Okay, so this runs a parallel to our toilet paper shortage back in 2020 and is a definite explanation as to why we’re at where we are today. The real question is, how do we stop the bullwhip from cracking the sound barrier (aka our sanity) and bring us back to normal? The answer is that we may never return to pre-2020 normal but we might be able to make normal better.
The pandemic has forced most industries to adapt or die. The work from home revolution was accelerated by the need for businesses to survive and will likely change the way we work forever. The silver lining in all of this is that society has the incredible ability to do some amazing things when under pressure. Supply chain is no exception.

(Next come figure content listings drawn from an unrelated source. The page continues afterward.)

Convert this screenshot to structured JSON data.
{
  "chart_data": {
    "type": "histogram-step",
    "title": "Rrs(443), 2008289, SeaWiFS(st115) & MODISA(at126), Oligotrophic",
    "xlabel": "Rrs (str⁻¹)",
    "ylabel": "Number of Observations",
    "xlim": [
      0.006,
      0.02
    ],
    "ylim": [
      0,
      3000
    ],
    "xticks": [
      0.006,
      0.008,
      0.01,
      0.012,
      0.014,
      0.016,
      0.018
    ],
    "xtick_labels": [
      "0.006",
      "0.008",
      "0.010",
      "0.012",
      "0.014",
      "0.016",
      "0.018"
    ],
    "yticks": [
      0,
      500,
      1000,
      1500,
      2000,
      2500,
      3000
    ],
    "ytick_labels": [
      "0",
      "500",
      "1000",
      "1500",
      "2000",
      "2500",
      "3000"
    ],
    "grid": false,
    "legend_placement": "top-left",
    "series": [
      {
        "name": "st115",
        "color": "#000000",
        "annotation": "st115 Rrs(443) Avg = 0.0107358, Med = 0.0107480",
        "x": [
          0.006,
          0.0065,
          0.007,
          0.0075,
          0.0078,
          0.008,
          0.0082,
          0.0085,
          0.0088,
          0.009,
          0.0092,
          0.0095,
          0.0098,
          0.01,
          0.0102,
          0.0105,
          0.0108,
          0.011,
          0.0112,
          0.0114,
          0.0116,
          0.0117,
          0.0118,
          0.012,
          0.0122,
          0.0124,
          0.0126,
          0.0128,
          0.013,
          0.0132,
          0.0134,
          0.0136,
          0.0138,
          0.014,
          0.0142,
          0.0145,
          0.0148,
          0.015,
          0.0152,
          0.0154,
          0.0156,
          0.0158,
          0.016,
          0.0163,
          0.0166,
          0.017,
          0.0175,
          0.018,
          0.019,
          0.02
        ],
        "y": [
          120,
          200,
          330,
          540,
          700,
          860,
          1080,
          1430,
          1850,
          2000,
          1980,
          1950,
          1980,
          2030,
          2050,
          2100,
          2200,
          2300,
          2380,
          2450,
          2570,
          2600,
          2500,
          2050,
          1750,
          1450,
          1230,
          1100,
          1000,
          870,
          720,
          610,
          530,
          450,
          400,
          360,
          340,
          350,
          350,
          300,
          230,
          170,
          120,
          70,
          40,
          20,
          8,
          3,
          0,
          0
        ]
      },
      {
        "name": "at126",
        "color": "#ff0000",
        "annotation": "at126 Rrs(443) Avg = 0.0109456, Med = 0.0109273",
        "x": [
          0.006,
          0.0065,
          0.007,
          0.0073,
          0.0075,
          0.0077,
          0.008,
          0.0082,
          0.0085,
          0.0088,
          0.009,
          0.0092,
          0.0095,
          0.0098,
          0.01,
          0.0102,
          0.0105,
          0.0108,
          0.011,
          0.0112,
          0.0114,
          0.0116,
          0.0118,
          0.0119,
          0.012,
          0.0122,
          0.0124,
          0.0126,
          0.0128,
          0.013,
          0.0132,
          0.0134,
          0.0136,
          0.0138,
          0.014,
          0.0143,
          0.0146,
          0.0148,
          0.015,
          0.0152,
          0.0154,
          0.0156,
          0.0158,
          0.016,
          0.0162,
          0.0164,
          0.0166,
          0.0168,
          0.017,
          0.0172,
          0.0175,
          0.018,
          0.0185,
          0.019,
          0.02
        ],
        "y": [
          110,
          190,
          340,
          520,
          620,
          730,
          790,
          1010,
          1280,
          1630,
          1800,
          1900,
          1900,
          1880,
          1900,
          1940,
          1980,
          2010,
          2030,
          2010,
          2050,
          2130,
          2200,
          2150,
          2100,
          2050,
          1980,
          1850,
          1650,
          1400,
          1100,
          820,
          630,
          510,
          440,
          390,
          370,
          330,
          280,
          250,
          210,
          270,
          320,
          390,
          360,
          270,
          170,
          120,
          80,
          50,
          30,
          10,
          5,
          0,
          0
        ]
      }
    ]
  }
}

The Port of Long Beach is adopting 24-hour gate operations to keep up with demand, the Port of LA is focusing hard on boosting efficiency in operations. Businesses like Costco are taking matters into their own hands by charting ships to transport goods and navigate around supply chain troubles, and companies like Palantir are offering state-of-the-art software to connect suppliers around the world to limit the bullwhip effect.
Aside from innovation, the Chinese Golden Week holiday, a power cut notice from the Chinese Government affecting factories, and an ongoing COVID-19 situation in Xiamen and Fujian are easing the volume of cargoes on the market. This may allow some much-needed respite for an industry heading into the holidays.
While this may seem messy, sometimes it takes a shakeup to bring about positive change and M.E. Dey & Co. sees light at the end of the tunnel. We will continue to keep you posted on new developments and hopefully an easing in demand over the next couple of months. In the immediate future, we recommend ordering that Halloween costume sooner than later.